Tuesday, April 28, 2009

Good ol Bonhoeffy

There remains an experience of incomparable value ... to see the great events of world history from below; from the perspective of the outcast, the suspects, the maltreated, the powerless, the oppressed, the reviled -- in short, from the perspective of those who suffer ... to look with new eyes on matters great and small.
- Dietrich Bonhoeffer,Letters and Papers from Prison

To see great events of world history from the eyes of the powerless...Dang Dietrich, nicely put. I find this quotation to be very interesting. To look with new eyes on matters great and small...it's interesting how your values shift when you serve the powerless...instead of the powerful.

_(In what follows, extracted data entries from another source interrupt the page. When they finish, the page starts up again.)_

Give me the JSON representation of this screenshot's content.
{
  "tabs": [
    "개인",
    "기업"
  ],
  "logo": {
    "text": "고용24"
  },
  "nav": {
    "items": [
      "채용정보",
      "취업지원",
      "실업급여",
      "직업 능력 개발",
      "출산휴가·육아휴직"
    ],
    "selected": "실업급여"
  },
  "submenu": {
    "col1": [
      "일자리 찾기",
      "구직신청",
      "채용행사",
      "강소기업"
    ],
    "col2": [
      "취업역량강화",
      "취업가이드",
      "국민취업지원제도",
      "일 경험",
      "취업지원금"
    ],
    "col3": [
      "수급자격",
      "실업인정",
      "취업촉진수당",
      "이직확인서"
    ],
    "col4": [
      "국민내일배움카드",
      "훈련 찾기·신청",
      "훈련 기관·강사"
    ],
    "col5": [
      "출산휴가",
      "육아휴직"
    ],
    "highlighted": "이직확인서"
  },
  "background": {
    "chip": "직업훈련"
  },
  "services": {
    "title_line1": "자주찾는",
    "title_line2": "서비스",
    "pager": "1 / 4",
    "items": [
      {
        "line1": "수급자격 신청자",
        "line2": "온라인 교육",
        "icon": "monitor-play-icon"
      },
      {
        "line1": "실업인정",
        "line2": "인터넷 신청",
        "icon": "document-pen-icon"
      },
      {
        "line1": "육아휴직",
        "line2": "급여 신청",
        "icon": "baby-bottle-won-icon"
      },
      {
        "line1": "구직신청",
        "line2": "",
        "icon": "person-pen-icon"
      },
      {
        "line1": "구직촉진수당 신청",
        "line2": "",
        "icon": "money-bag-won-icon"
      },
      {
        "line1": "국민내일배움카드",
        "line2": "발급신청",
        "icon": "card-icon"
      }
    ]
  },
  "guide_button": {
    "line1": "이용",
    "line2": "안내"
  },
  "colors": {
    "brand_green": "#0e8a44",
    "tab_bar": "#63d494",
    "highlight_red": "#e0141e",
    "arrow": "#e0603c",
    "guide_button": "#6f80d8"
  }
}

I think its the Latin form of "Compassion" that means to "Suffer with." Notice its 'suffer with' not 'sympathize with.'
Lots of thoughts there...take em or leave em.

Wednesday, April 22, 2009

It's been a minute since I posted....oops

Due to the outcry of my fans out there (Dreher and Heather), I've returned to continue my blog efforts.  ;0)
Last night I started writing a book.  I've always joked about it, but I was so outraged yesterday that I decided to make it finally come to be.  Meaning, I've started typing but its likely never to get published :0)
I went to one of my case management appointments.  This mother is a frequent cause of grief in my life.  She's lazy and has poor boundaries, and a remarkable child whom she pays little attention.  She started wigging out on me about how the interventions she's supposed to be using with her child don't "work for black babies."  "These are BLACK babies....do you understand that?!"  Oh I was heated.  So I replied "The fact of the matter is that he's doing great at both schools, black or not, and all that's left is what's going on here at home.  If you want me to walk out that door, I will.  I'm here only because I care about your baby, but if you don't want me here--I'll be happy to go and leave you to deal with him alone."  She calmed down a little after that, but our conversation was heated for a good 10 minutes before she gave it up.  The part that pissed me off the most was that during this whole thing, her baby was sitting on my left side with his arms wrapped around my arm, hugging it tightly.  Those babies KNOW what is safe, what is love.  When this baby's grandma asks him to do something now, his latest response is "Will it make you happy?"  Yeah, that baby is 5 and he's already 10 steps ahead of his momma.  He wants to change, he knows how--but Mom can't see it.  
That just one piece of the current puzzle.....how concerned is the Lord with effectiveness?  If I'm just doing the right thing, and seeing little else---is it okay or even possible to be satisfied with that?  Does the Lord desire that?  I feel like my values have shifted to two things---in the moment moments with kids (making them laugh and be happy as much as possible) and wondering if I could be satisfied doing anything other than administering the true solution--Jesus.  But maybe satisfied isn't the point...thoughts?